People keep defending systemd by talking about its UI and its features, but that completely misses the point. If systemd were replaced by something comprehensible and less internally codependent, even if the systemd UI and features were preserved, most systemd complainers would be over the moon with happiness. Red Hat invests too much into completely replacing linux subsystems, they should take a break. Maybe fix the bugs in MATE.



>the more complexly interconnected the interactions between the components

This is a bit of a rich criticism of systemd, given the init scripts it replaced.

> Red Hat invests too much into completely replacing linux subsystems, they should take a break. Maybe fix the bugs in MATE.

MATE isn't a Red Hat project. And nobody complains about Pipewire.
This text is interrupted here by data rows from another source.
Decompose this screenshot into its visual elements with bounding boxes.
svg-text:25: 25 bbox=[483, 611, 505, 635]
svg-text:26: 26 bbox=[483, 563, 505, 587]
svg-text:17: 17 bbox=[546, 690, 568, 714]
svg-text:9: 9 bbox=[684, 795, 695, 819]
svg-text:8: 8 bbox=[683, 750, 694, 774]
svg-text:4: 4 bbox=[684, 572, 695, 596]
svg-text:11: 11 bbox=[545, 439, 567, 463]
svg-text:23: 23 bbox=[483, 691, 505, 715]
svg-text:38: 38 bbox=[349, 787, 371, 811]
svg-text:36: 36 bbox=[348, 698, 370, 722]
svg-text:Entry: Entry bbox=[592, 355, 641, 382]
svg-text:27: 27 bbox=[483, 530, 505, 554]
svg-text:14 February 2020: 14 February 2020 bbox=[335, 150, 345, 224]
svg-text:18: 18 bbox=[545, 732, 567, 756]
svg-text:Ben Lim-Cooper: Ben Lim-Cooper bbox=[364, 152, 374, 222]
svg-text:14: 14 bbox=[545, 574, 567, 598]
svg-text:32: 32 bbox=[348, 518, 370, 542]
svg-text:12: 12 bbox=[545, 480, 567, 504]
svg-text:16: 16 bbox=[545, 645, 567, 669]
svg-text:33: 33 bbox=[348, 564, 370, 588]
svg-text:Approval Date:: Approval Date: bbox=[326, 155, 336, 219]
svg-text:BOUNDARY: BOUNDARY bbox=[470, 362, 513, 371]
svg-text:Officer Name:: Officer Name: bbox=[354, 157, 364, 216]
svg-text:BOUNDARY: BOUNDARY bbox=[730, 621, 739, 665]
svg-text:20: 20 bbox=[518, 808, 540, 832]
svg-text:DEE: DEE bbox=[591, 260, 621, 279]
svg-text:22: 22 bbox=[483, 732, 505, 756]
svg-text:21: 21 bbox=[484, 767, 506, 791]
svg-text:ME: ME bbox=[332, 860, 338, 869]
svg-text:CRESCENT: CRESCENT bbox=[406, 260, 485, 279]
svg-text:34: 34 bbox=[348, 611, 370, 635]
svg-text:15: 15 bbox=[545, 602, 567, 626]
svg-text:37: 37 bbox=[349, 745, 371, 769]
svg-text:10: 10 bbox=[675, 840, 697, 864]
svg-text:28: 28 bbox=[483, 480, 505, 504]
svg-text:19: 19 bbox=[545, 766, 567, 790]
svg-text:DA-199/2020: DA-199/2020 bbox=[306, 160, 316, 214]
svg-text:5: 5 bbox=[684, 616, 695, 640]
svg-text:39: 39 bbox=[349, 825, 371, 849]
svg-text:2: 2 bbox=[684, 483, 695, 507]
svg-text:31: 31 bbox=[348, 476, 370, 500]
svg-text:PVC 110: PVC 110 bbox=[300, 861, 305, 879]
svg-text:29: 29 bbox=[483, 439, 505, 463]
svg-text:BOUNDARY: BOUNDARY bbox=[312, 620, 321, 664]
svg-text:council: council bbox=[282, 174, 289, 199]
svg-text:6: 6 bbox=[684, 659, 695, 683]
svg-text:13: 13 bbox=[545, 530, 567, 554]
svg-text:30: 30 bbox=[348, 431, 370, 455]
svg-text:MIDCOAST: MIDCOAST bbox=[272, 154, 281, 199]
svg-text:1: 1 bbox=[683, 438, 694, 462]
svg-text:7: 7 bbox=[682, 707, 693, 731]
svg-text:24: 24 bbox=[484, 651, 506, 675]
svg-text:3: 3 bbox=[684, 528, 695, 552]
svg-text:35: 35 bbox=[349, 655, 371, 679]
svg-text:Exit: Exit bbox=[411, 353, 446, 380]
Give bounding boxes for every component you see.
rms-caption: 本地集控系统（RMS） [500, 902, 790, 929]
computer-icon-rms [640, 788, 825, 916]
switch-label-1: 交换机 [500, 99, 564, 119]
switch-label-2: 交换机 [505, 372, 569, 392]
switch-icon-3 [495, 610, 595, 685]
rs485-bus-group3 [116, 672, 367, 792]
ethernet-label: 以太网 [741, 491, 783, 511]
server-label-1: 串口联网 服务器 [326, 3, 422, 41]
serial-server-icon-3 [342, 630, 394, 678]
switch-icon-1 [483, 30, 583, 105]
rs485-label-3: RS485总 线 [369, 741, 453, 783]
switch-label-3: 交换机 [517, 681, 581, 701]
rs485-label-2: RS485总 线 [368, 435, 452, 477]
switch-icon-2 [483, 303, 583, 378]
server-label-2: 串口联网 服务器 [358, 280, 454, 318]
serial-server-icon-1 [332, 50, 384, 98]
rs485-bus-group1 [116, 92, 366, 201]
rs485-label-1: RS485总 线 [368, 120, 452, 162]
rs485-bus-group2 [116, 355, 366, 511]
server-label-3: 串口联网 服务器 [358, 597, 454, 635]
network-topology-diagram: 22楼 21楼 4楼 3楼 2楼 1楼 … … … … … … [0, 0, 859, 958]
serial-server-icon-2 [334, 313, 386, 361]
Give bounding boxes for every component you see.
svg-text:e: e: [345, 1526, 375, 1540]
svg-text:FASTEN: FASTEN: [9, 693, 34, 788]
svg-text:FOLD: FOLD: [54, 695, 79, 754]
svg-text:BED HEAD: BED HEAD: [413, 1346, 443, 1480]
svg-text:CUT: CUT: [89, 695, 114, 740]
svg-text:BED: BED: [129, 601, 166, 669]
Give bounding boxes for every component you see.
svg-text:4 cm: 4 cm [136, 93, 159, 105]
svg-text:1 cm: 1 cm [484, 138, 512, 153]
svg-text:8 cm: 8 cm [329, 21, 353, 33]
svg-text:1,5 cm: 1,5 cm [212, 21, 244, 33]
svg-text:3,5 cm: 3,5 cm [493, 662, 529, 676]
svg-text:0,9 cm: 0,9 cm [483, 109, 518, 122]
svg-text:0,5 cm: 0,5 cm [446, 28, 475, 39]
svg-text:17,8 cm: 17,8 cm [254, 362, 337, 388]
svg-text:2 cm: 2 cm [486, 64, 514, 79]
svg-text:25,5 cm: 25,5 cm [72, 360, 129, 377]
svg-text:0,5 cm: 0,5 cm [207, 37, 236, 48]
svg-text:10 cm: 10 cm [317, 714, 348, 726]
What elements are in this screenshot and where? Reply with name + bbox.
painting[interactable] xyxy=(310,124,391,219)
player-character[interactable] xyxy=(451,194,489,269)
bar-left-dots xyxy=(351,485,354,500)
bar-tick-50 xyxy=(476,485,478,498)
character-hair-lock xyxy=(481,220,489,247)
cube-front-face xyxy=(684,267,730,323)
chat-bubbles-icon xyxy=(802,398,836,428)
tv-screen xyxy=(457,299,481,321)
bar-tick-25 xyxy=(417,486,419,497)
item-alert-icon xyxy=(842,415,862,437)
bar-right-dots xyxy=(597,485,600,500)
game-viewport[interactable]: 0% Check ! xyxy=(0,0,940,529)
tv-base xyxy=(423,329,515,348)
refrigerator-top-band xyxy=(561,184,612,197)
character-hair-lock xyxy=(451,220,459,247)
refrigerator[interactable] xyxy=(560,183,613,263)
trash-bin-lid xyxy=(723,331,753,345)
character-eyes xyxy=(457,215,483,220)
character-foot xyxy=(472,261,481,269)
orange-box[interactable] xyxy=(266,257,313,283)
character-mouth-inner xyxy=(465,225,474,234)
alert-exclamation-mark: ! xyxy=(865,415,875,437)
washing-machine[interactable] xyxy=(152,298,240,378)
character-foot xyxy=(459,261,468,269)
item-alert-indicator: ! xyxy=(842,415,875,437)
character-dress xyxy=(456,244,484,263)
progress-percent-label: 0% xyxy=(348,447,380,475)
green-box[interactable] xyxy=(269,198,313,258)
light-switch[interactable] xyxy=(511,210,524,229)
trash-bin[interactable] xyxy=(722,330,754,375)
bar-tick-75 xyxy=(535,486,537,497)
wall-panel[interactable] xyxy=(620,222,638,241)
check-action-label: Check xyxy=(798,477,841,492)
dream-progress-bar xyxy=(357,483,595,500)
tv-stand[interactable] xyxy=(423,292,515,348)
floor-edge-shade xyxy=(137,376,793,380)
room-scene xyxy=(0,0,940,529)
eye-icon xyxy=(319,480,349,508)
A shell script with a few defined arguments is not a complexly interconnected set of components. It's literally the simplest, most core, least-strongly-dependent interconnection that exists in a nix system.

Tell us you never bothered to understand how init worked before drawing a conclusion on it without telling us.


Have you ever seen the init scripts of a reasonably-complex service that required other services to be online?


Yep.

    depend(){
        need net localmount
        after bootmisc
    }


> Red Hat invests too much into completely replacing linux subsystems, they should take a break.

They should do whatever they feel is best for them, as should we. They're releasing free as in freedom GPL Linux software, high quality software at that. Thus I have no moral objections to their activities.

You have to realize that this is really a symptom of others not putting in the required time and effort to produce a better alternative. I know because I reinvent things regularly just because I enjoy it. People underestimate by many orders of magnitude the effort required to make something like this.

So I'm really thankful that I got systemd, despite many valid criticisms. It's a pretty good system, and it's not proprietary nonsense. I've learned to appreciate it.


Let’s not get started on how large the kernel is. Large code bases increase attack surface, period. The only sensible solution is to micro service out the pieces and only install the bare essentials. Why does the an x86 server come with Bluetooth drivers baked in?

The kernel devs are wasting time writing one offs for every vendor known to man, and it ships to desktops too.